Gruppo Bancario Crédit Agricole Italia punta sulla consulenza, previsti 500 nuovi gestori dedicati

carispezia

Il Gruppo Bancario Crédit Agricole Italia, di cui fa parte CA Carispezia, svilupperà un modello specializzato per fornire competenza, consulenza e personalizzazione con 500 nuovi gestori dedicati (premium, consulenti finanziari, private). L’accento sarà posto su tre comparti distintivi: il risparmio gestito, la bancassicurazione e il settore agricolo e agroalimentare. È quanto prevede il nuovo Piano a medio termine (2019-2022) del Gruppo Crédit Agricole, presentato ieri a Parigi.

Giampiero Maioli, responsabile del Crédit Agricole in Italia

Parole d’ordine saranno innovazione e omnicanalità, da raggiungere attraverso nuove piattaforme digitali per “mobile” e la costituzione di una Digital Factory che avrà l’obiettivo di digitalizzare i principali processi della banca con l’obiettivo di recuperare il 15/20% del tempo commerciale. Saranno inoltre sviluppati in Italia i nuovi Village, gli hub di innovazione di Crédit Agricole. Dopo quello di Milano, recentemente inaugurato, saranno aperti hub anche a Parma, Venezia e Napoli.

Con riferimento alle politiche del personale, gli investimenti in formazione cresceranno del 15%, anche in questo caso con un focus sul digitale attraverso la creazione di un’Accademia Digitale dedicata ai temi della centralità del cliente. Lo smart working continuerà a essere un driver fondamentale per la corretta conciliazione dei tempi casa-lavoro e per la soddisfazione del dipendente, con una percentuale di utilizzo da parte del 50% del personale (escluso personale di rete).

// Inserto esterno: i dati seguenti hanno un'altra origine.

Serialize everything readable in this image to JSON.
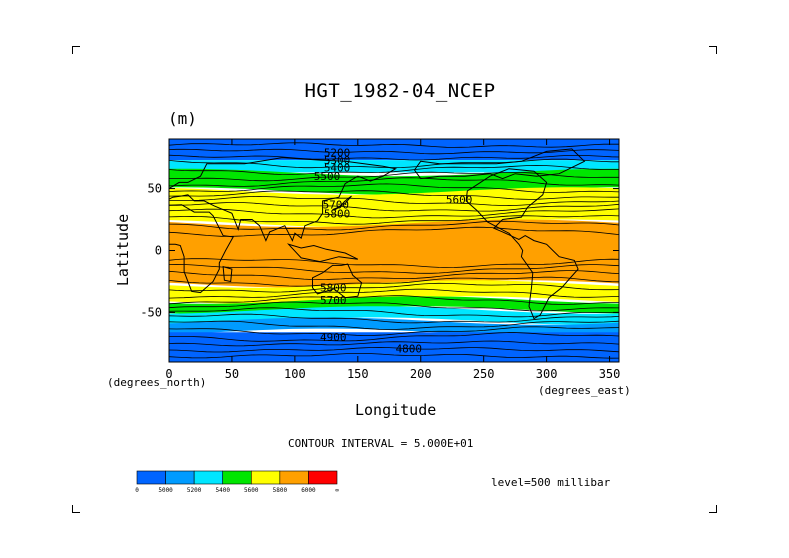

Sul fronte della responsabilità sociale sarà lanciata una piattaforma di crowdfunding a supporto di iniziative sociali (Etica) e creato un centro di competenza dedicato all’economia sociale e allo sviluppo di progetti di economia circolare (riutilizzo immobili, apparecchiature informatiche a favore di onlus) al servizio della società e dei territori.